In our case, a febrile onset SVT episode was observed after the second dose of 4CMenB in the 11-month-old girl, although prophylactic paracetamol was given in accordance with the recommendations. Her physical examination and laboratory workup with viral antigens for common upper respiratory viral antigens were negative.
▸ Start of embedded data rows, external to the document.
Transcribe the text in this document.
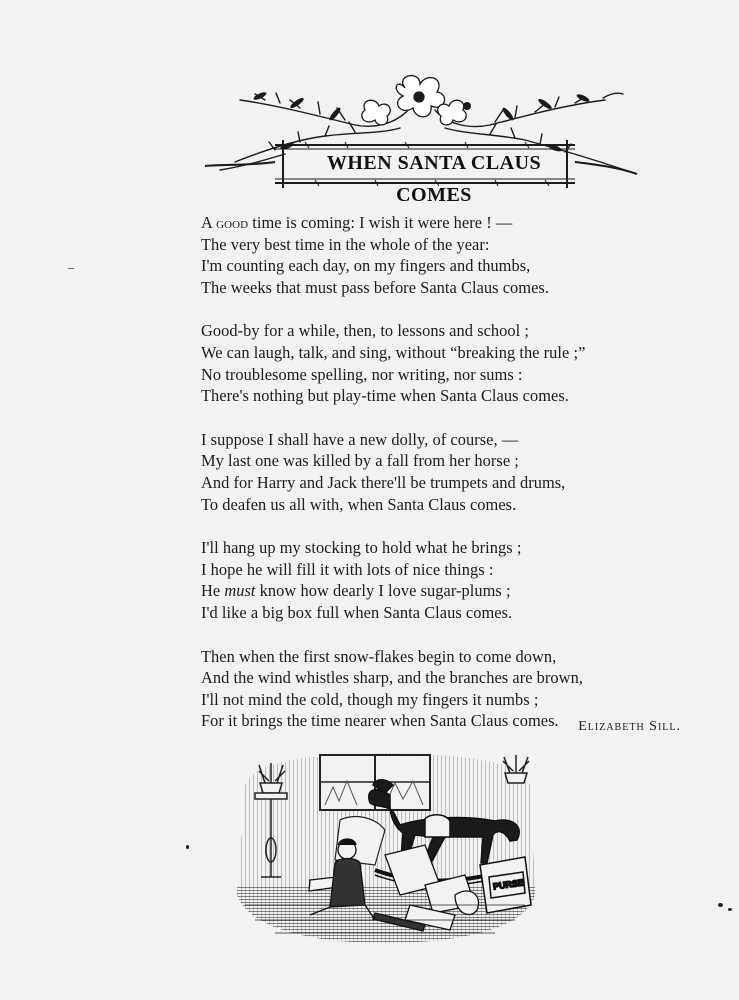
WHEN SANTA CLAUS COMES
A good time is coming: I wish it were here ! —
The very best time in the whole of the year:
I'm counting each day, on my fingers and thumbs,
The weeks that must pass before Santa Claus comes.
Good-by for a while, then, to lessons and school ;
We can laugh, talk, and sing, without “breaking the rule ;”
No troublesome spelling, nor writing, nor sums :
There's nothing but play-time when Santa Claus comes.
I suppose I shall have a new dolly, of course, —
My last one was killed by a fall from her horse ;
And for Harry and Jack there'll be trumpets and drums,
To deafen us all with, when Santa Claus comes.
I'll hang up my stocking to hold what he brings ;
I hope he will fill it with lots of nice things :
He must know how dearly I love sugar-plums ;
I'd like a big box full when Santa Claus comes.
Then when the first snow-flakes begin to come down,
And the wind whistles sharp, and the branches are brown,
I'll not mind the cold, though my fingers it numbs ;
For it brings the time nearer when Santa Claus comes.	Elizabeth Sill.
PURSE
She had no heart disease damaging the cardiac pathways including myocarditis, dilated cardiomyopathies, and congenital heart diseases such as Ebstein’s anomaly, single ventricle, and congenitally corrected transposition of the great arteries. She did not have any accessory pathways as the Wolff–Parkinson–White syndrome. The aforementioned diseases render the patient more susceptible to SVT. Her clinical course was uncomplicated, and she was discharged with oral propranolol therapy (3 mg/kg/d, oral, every eight hours) after 24 hours without complication. Following the family’s request, the last dose of 4CMenB was not given.

4. Conclusion

We would like to emphasize that prophylactic paracetamol may reduce fever and fever-associated SVT after 4CMenB vaccination.

Conflicts of Interest

The authors declare that there are no conflicts of interest regarding the publication of this paper.